This paper presents the theoretical foundations of this distance and states the mathematical properties of the $FGW$ metric in the general setting. We first introduce a representation of structured objects using distributions. We show that classical Wasserstein and Gromov–Wasserstein distance can be used in order to compare either the feature information or the structure information of the structured object but that they both fail at comparing the entire object. We then present the Fused Gromov–Wasserstein distance in its general formulation and derive some of its mathematical properties. Particularly, we show that it is a metric in a given case, we give a concentration result, and we study its interpolation and geodesic properties. We then provide a conditional-gradient algorithm to solve the quadratic problem resulting from $FGW$ in the discrete case and we conclude by illustrating and interpreting the distance in several applicative contexts.
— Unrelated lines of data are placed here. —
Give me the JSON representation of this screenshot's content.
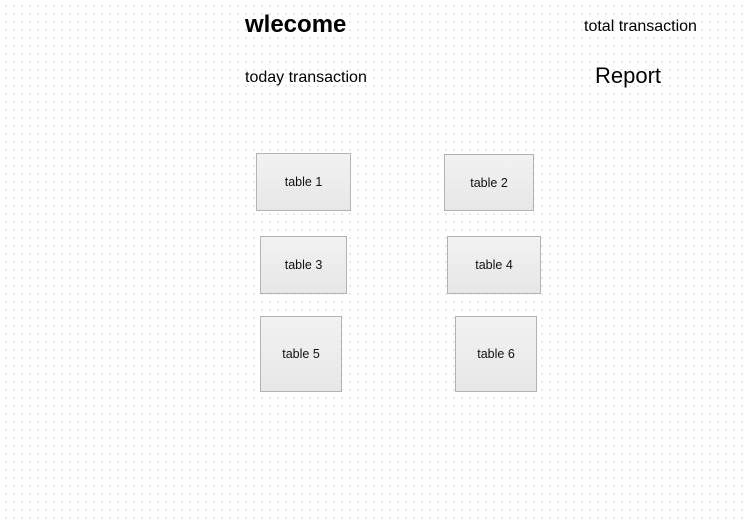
{
  "header": {
    "welcome": "wlecome",
    "total_transaction": "total transaction",
    "today_transaction": "today transaction",
    "report": "Report"
  },
  "tables": [
    {
      "label": "table 1"
    },
    {
      "label": "table 2"
    },
    {
      "label": "table 3"
    },
    {
      "label": "table 4"
    },
    {
      "label": "table 5"
    },
    {
      "label": "table 6"
    }
  ]
}
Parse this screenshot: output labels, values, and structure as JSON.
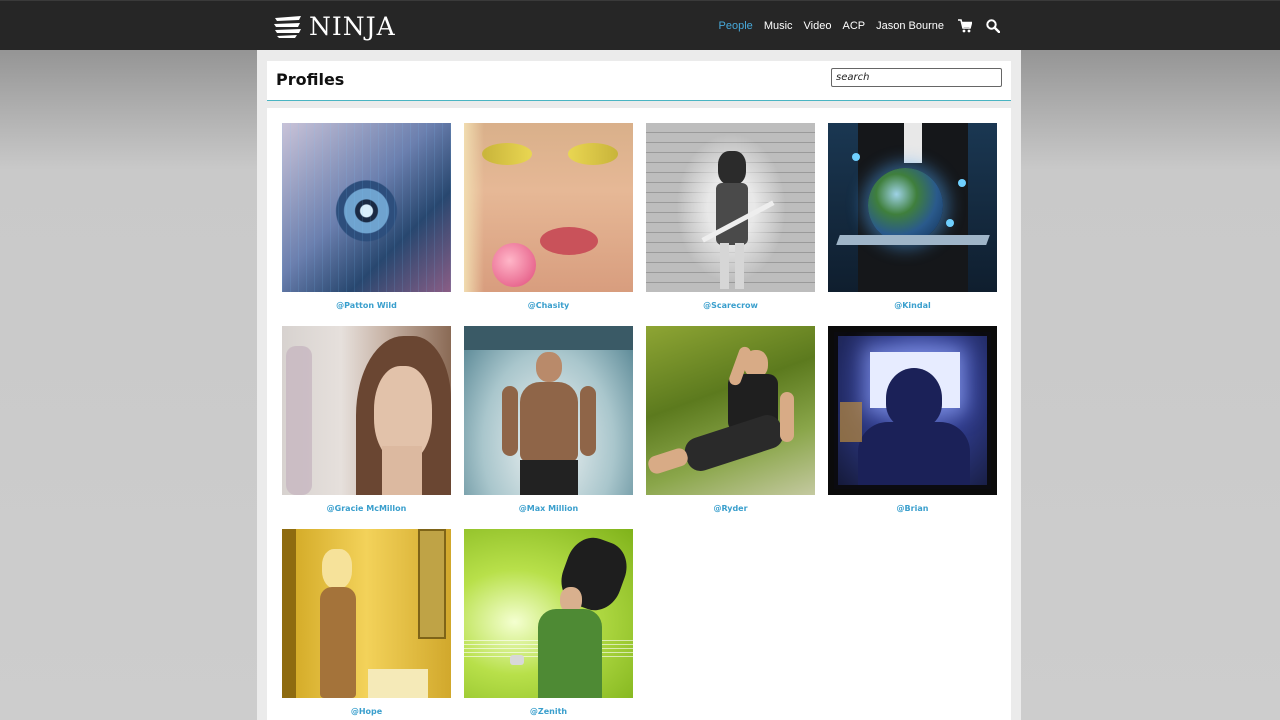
{
  "brand": {
    "name": "NINJA"
  },
  "nav": {
    "items": [
      {
        "label": "People",
        "active": true
      },
      {
        "label": "Music",
        "active": false
      },
      {
        "label": "Video",
        "active": false
      },
      {
        "label": "ACP",
        "active": false
      },
      {
        "label": "Jason Bourne",
        "active": false
      }
    ],
    "icons": [
      "cart-icon",
      "search-icon"
    ]
  },
  "page": {
    "title": "Profiles",
    "search_placeholder": "search"
  },
  "profiles": [
    {
      "name": "@Patton Wild",
      "photo_theme": "blue-eye"
    },
    {
      "name": "@Chasity",
      "photo_theme": "makeup-lollipop"
    },
    {
      "name": "@Scarecrow",
      "photo_theme": "grayscale-bat"
    },
    {
      "name": "@Kindal",
      "photo_theme": "globe-tablet"
    },
    {
      "name": "@Gracie McMillon",
      "photo_theme": "portrait"
    },
    {
      "name": "@Max Million",
      "photo_theme": "angel-wings"
    },
    {
      "name": "@Ryder",
      "photo_theme": "kick"
    },
    {
      "name": "@Brian",
      "photo_theme": "computer-night"
    },
    {
      "name": "@Hope",
      "photo_theme": "yellow-mirror"
    },
    {
      "name": "@Zenith",
      "photo_theme": "green-music"
    }
  ],
  "colors": {
    "nav_active": "#47a9da",
    "profile_link": "#3a9fcd",
    "topbar": "#262626",
    "header_rule": "#4ab4c2"
  }
}
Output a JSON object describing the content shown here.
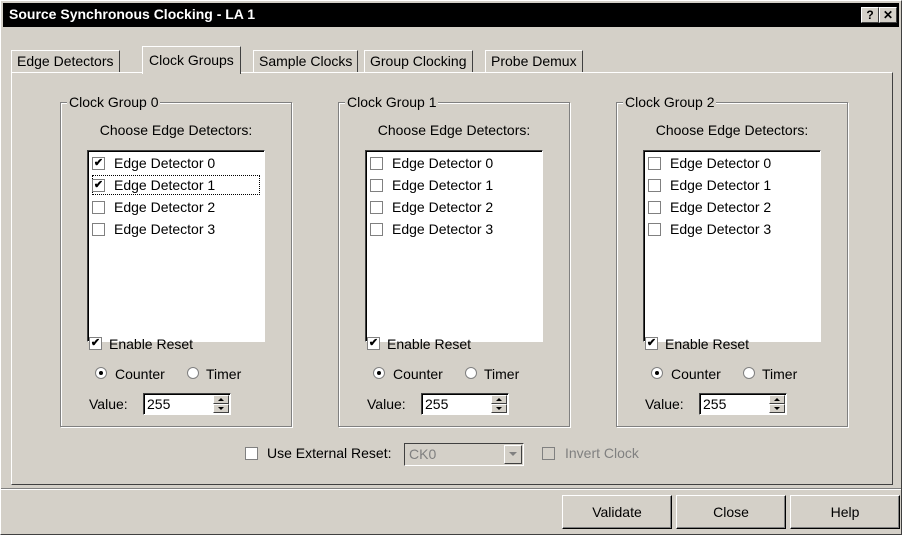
{
  "window": {
    "title": "Source Synchronous Clocking - LA 1",
    "help_glyph": "?",
    "close_glyph": "✕"
  },
  "tabs": [
    {
      "label": "Edge Detectors",
      "active": false
    },
    {
      "label": "Clock Groups",
      "active": true
    },
    {
      "label": "Sample Clocks",
      "active": false
    },
    {
      "label": "Group Clocking",
      "active": false
    },
    {
      "label": "Probe Demux",
      "active": false
    }
  ],
  "groups": [
    {
      "title": "Clock Group 0",
      "choose_label": "Choose Edge Detectors:",
      "detectors": [
        {
          "label": "Edge Detector 0",
          "checked": true
        },
        {
          "label": "Edge Detector 1",
          "checked": true
        },
        {
          "label": "Edge Detector 2",
          "checked": false
        },
        {
          "label": "Edge Detector 3",
          "checked": false
        }
      ],
      "enable_reset_label": "Enable Reset",
      "enable_reset_checked": true,
      "counter_label": "Counter",
      "timer_label": "Timer",
      "mode": "Counter",
      "value_label": "Value:",
      "value": "255"
    },
    {
      "title": "Clock Group 1",
      "choose_label": "Choose Edge Detectors:",
      "detectors": [
        {
          "label": "Edge Detector 0",
          "checked": false
        },
        {
          "label": "Edge Detector 1",
          "checked": false
        },
        {
          "label": "Edge Detector 2",
          "checked": false
        },
        {
          "label": "Edge Detector 3",
          "checked": false
        }
      ],
      "enable_reset_label": "Enable Reset",
      "enable_reset_checked": true,
      "counter_label": "Counter",
      "timer_label": "Timer",
      "mode": "Counter",
      "value_label": "Value:",
      "value": "255"
    },
    {
      "title": "Clock Group 2",
      "choose_label": "Choose Edge Detectors:",
      "detectors": [
        {
          "label": "Edge Detector 0",
          "checked": false
        },
        {
          "label": "Edge Detector 1",
          "checked": false
        },
        {
          "label": "Edge Detector 2",
          "checked": false
        },
        {
          "label": "Edge Detector 3",
          "checked": false
        }
      ],
      "enable_reset_label": "Enable Reset",
      "enable_reset_checked": true,
      "counter_label": "Counter",
      "timer_label": "Timer",
      "mode": "Counter",
      "value_label": "Value:",
      "value": "255"
    }
  ],
  "external_reset": {
    "label": "Use External Reset:",
    "checked": false,
    "selected": "CK0",
    "invert_label": "Invert Clock",
    "invert_checked": false
  },
  "buttons": {
    "validate": "Validate",
    "close": "Close",
    "help": "Help"
  }
}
Notations. Let $\mathcal{P}(\mathsf{\Omega})$ be the set of all probability measures on a space $\mathsf{\Omega}$ and $\mathcal{B}(A)$ the set of all Borel sets of a $\sigma $-algebra A. We note # the push-forward operator, such, that for a measurable function T, $B\in \mathcal{B}(A)$, $T\#\mu (B)=\mu ({T}^{-1}(B))$.
We note supp$(\mu )$ the support of $\mu \in \mathcal{P}(\mathsf{\Omega})$ is the minimal closed subset $A\subset \mathsf{\Omega}$ such that $\mu (\mathsf{\Omega}\backslash A)=0$. Informally, this is the set where the measure “is not zero”.
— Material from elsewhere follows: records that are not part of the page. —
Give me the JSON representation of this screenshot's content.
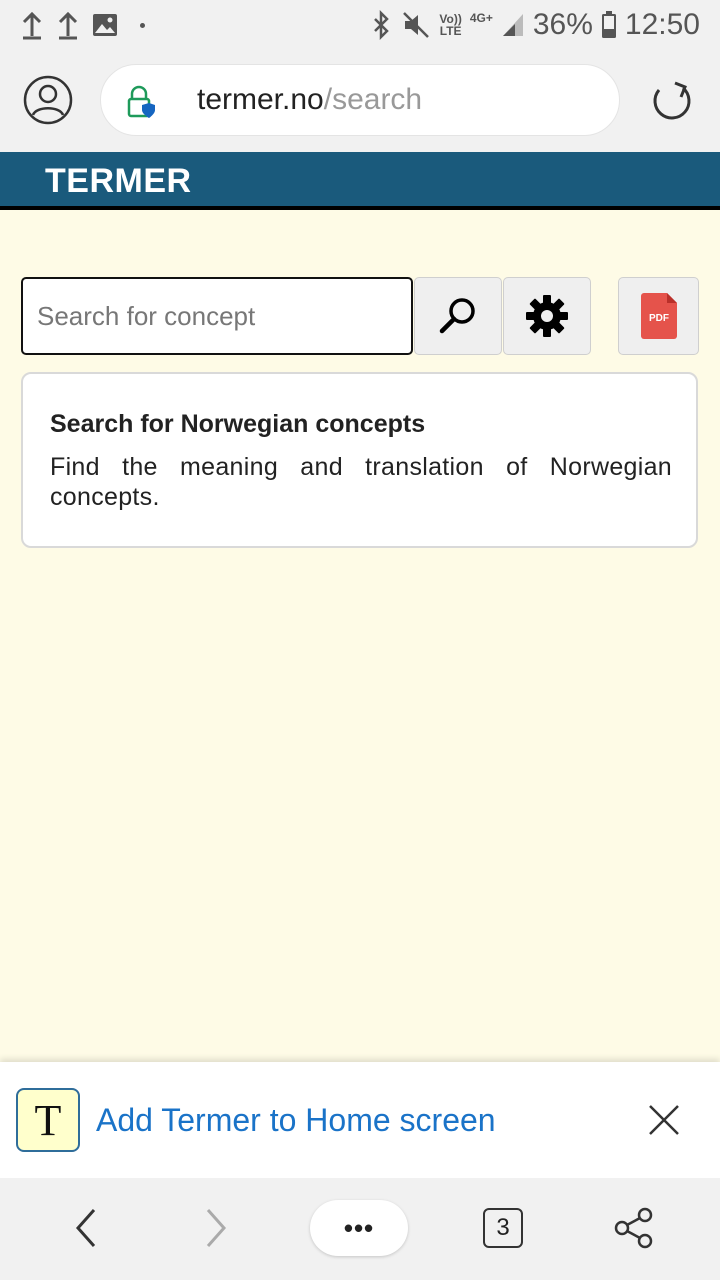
{
  "status_bar": {
    "signal_label_top": "Vo))",
    "signal_label_bottom": "LTE",
    "network_label": "4G+",
    "battery": "36%",
    "time": "12:50"
  },
  "address_bar": {
    "url_domain": "termer.no",
    "url_path": "/search"
  },
  "site": {
    "title": "TERMER"
  },
  "search": {
    "placeholder": "Search for concept",
    "pdf_label": "PDF"
  },
  "info": {
    "title": "Search for Norwegian concepts",
    "body": "Find the meaning and translation of Norwegian concepts."
  },
  "a2hs": {
    "icon_letter": "T",
    "text": "Add Termer to Home screen"
  },
  "bottom_nav": {
    "more_label": "•••",
    "tab_count": "3"
  },
  "colors": {
    "header_bg": "#1a5a7c",
    "page_bg": "#fefbe6",
    "link_blue": "#1a73c8",
    "pdf_red": "#e5534b"
  }
}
For two probability measures $\mu \in \mathcal{P}(A)$ and $\nu \in \mathcal{P}(B)$ we note $\mathsf{\Pi}(\mu ,\nu )$ the set of all couplings or matching measures of $\mu $ and $\nu $, i.e., the set $\{\pi \in P(\mathsf{\Omega}\times \mathsf{\Omega})\phantom{\rule{0.166667em}{0ex}}|\phantom{\rule{0.166667em}{0ex}}\forall ({A}_{0},{B}_{0})\in \mathcal{B}(A)\times \mathcal{B}(B),\pi ({A}_{0}\times B)=\mu ({A}_{0}),\pi (\mathsf{\Omega}\times {\mathsf{\Omega}}_{0})=\nu ({B}_{0})\}$.
For two metric spaces $(X,{d}_{X})$ and $(Y,{d}_{Y})$, we define the distance ${d}_{X}\oplus {d}_{Y}$ on $X\times Y$ such that, for $(x,y),({x}^{\prime},{y}^{\prime})\in X\times Y,\phantom{\rule{4pt}{0ex}}{d}_{X}\oplus {d}_{Y}((x,y),({x}^{\prime},{y}^{\prime}))={d}_{X}(x,{x}^{\prime})+{d}_{Y}(y,{y}^{\prime})$.
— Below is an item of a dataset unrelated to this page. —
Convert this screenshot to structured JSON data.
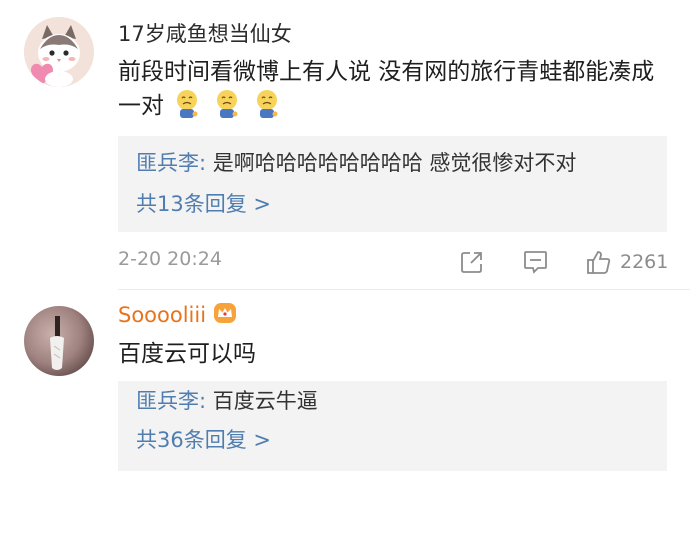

We note the simplex of N bins as ${\mathsf{\Sigma}}_{N}=\{a\in {({\mathbb{R}}_{+})}^{N},{\sum}_{i}{a}_{i}=1\}$. For two histograms $a\in {\mathsf{\Sigma}}_{n}$ and $b\in {\mathsf{\Sigma}}_{m}$ we note with some abuses $\mathsf{\Pi}(a,b)$ the set of all couplings of a and b, i.e., the set $\mathsf{\Pi}(a,b)=\{\pi \in {\mathbb{R}}_{+}^{n\times m}|{\sum}_{i}{\pi}_{i,j}={b}_{j};{\sum}_{j}{\pi}_{i,j}={a}_{i}\}$. Finally, for $x\in \mathsf{\Omega}$, ${\delta}_{x}$ denotes the dirac measure in x.
Assumption. In this paper, we assume that all metric spaces are non-trivial Polish metric spaces (i.e., separable and completely metrizable topological spaces) and that all measures are Borel.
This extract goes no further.